Making good photo prints is an art in and of itself. Many photographers, including some of the biggest names, tend to outsource this to more knowledgeable professionals. For those of us who cannot afford these superstar printing experts, hiring the services of a professional lab is a good idea. Because home printing is a time-consuming and expensive undertaking, at least if you want to make top quality prints.
But I’m not talking about that, at least not in the first stage. I’m talking about making decent quality prints of your own work, and look at them, handle, and perhaps even hang them on a wall for the first time in years, if not ever.
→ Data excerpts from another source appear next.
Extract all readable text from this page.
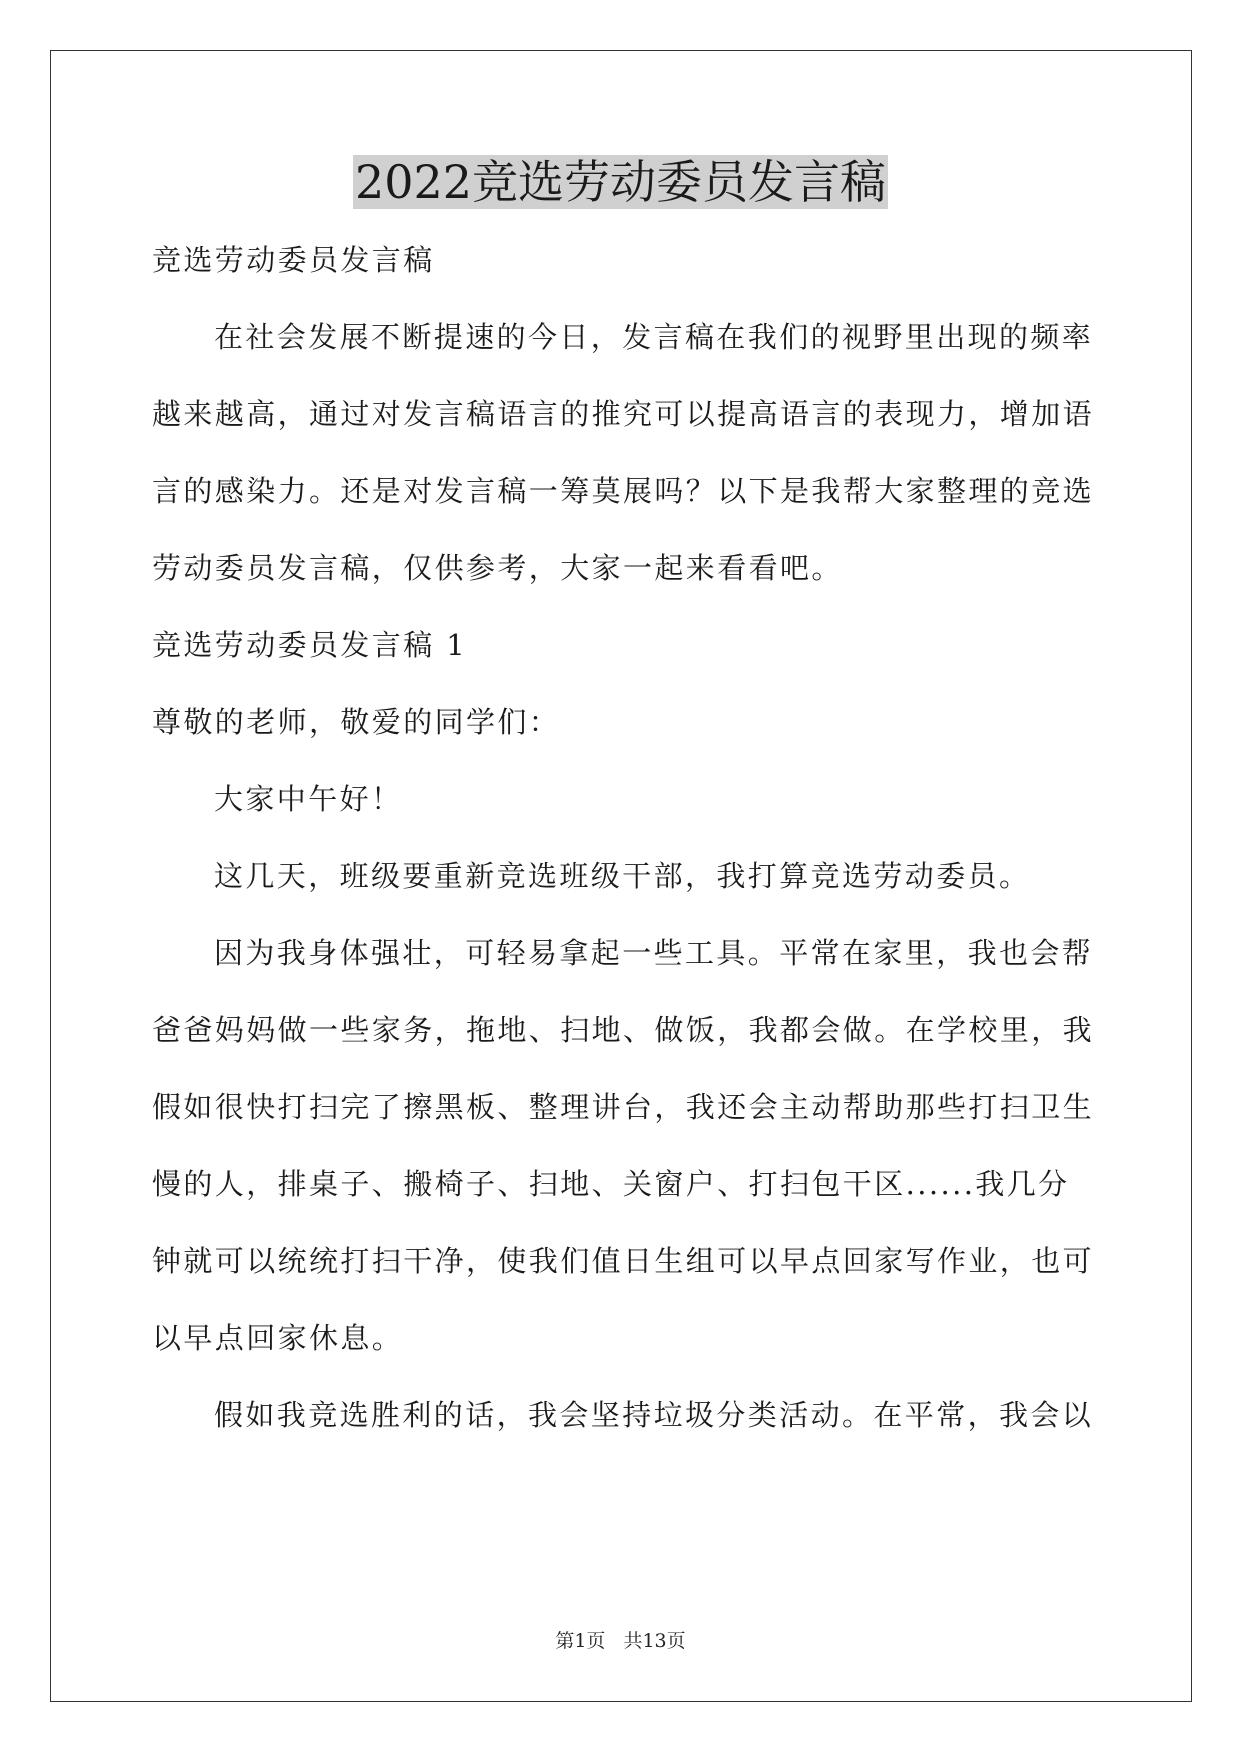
2022竞选劳动委员发言稿

竞选劳动委员发言稿

在社会发展不断提速的今日，发言稿在我们的视野里出现的频率

越来越高，通过对发言稿语言的推究可以提高语言的表现力，增加语

言的感染力。还是对发言稿一筹莫展吗？以下是我帮大家整理的竞选

劳动委员发言稿，仅供参考，大家一起来看看吧。

竞选劳动委员发言稿 1

尊敬的老师，敬爱的同学们：

大家中午好！

这几天，班级要重新竞选班级干部，我打算竞选劳动委员。

因为我身体强壮，可轻易拿起一些工具。平常在家里，我也会帮

爸爸妈妈做一些家务，拖地、扫地、做饭，我都会做。在学校里，我

假如很快打扫完了擦黑板、整理讲台，我还会主动帮助那些打扫卫生

慢的人，排桌子、搬椅子、扫地、关窗户、打扫包干区......我几分

钟就可以统统打扫干净，使我们值日生组可以早点回家写作业，也可

以早点回家休息。

假如我竞选胜利的话，我会坚持垃圾分类活动。在平常，我会以

第1页 共13页
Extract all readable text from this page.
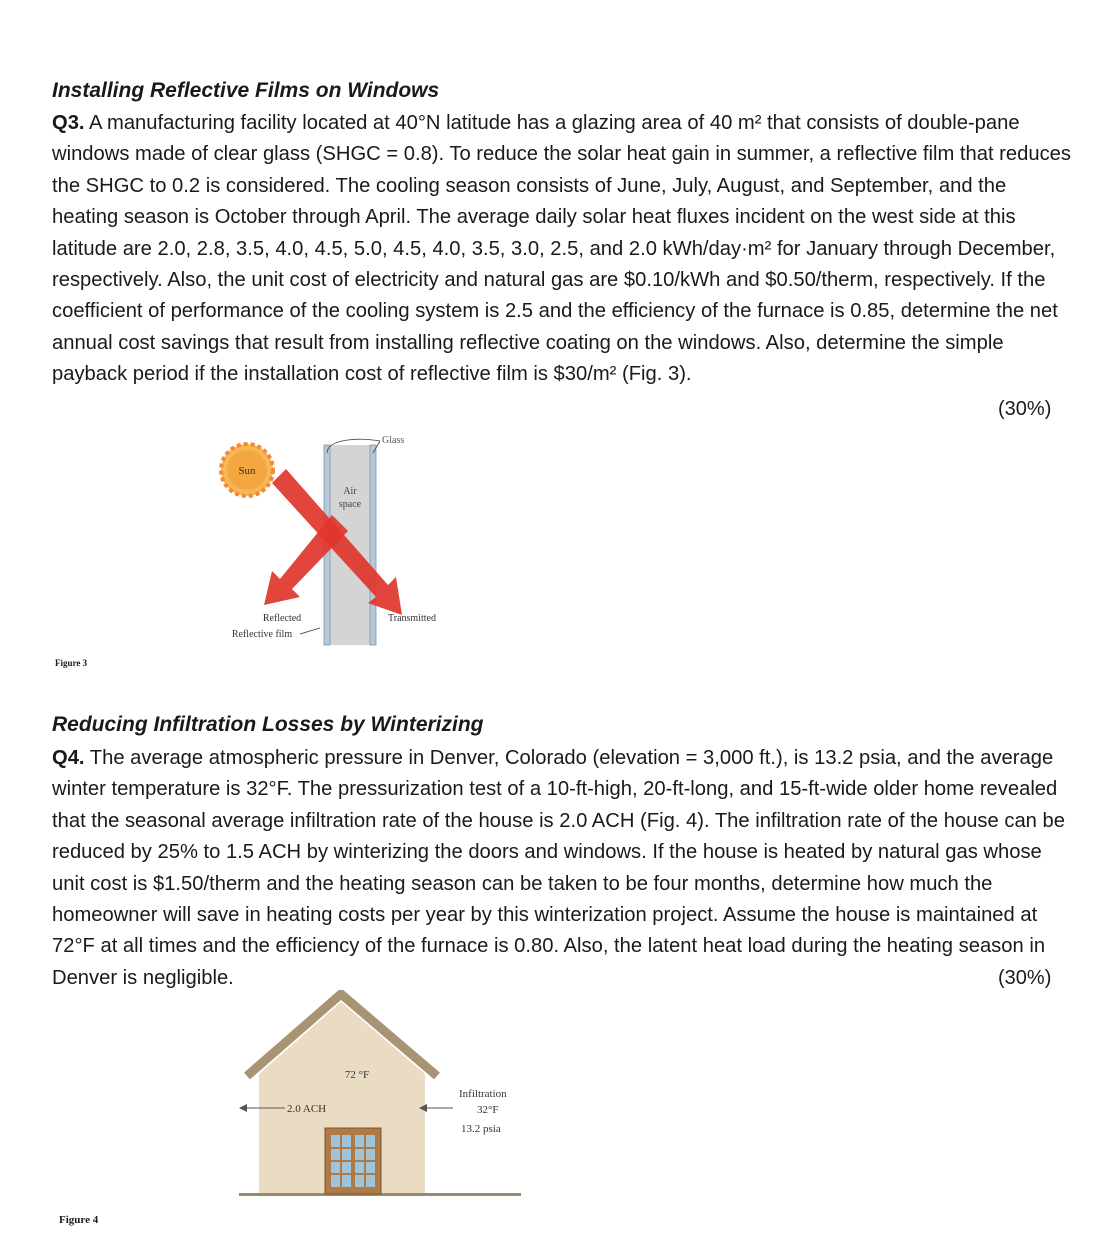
Installing Reflective Films on Windows

Q3. A manufacturing facility located at 40°N latitude has a glazing area of 40 m² that consists of double-pane windows made of clear glass (SHGC = 0.8). To reduce the solar heat gain in summer, a reflective film that reduces the SHGC to 0.2 is considered. The cooling season consists of June, July, August, and September, and the heating season is October through April. The average daily solar heat fluxes incident on the west side at this latitude are 2.0, 2.8, 3.5, 4.0, 4.5, 5.0, 4.5, 4.0, 3.5, 3.0, 2.5, and 2.0 kWh/day·m² for January through December, respectively. Also, the unit cost of electricity and natural gas are $0.10/kWh and $0.50/therm, respectively. If the coefficient of performance of the cooling system is 2.5 and the efficiency of the furnace is 0.85, determine the net annual cost savings that result from installing reflective coating on the windows. Also, determine the simple payback period if the installation cost of reflective film is $30/m² (Fig. 3).

(30%)
Sun
Glass
Air
space
Reflected
Reflective film
Transmitted
Figure 3
Reducing Infiltration Losses by Winterizing

Q4. The average atmospheric pressure in Denver, Colorado (elevation = 3,000 ft.), is 13.2 psia, and the average winter temperature is 32°F. The pressurization test of a 10-ft-high, 20-ft-long, and 15-ft-wide older home revealed that the seasonal average infiltration rate of the house is 2.0 ACH (Fig. 4). The infiltration rate of the house can be reduced by 25% to 1.5 ACH by winterizing the doors and windows. If the house is heated by natural gas whose unit cost is $1.50/therm and the heating season can be taken to be four months, determine how much the homeowner will save in heating costs per year by this winterization project. Assume the house is maintained at 72°F at all times and the efficiency of the furnace is 0.80. Also, the latent heat load during the heating season in Denver is negligible.	(30%)
72 °F
2.0 ACH
Infiltration
32°F
13.2 psia
Figure 4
I encourage you to try it because its been eye-opening for me. Printing some of my photos has actually made me think again about setting up my own online prints shop, something I’ve been postponing for a long time due to the logistic challenges involved, specially while I’m on the road. But I’m working on it, and I should be able to launch it some time in autumn.
Go through your archives, pick up some favorites and print them at home if you can; or, if you cannot, have them printed at a local lab (should be possible, now that things are possibly going back to some kind of “normal” in our respective countries). Maybe try not to go for the cheapest lab you can find, because results may be underwhelming. But you really don’t need to splurge, at least not yet. It’s just to have a first taste of the whole experience.
Chances are many of you will be hooked. And see your own work with fresh eyes; and get a little bit closer to what photographs always were, for almost two centuries: a physical medium.
Try it out and let me know how it goes.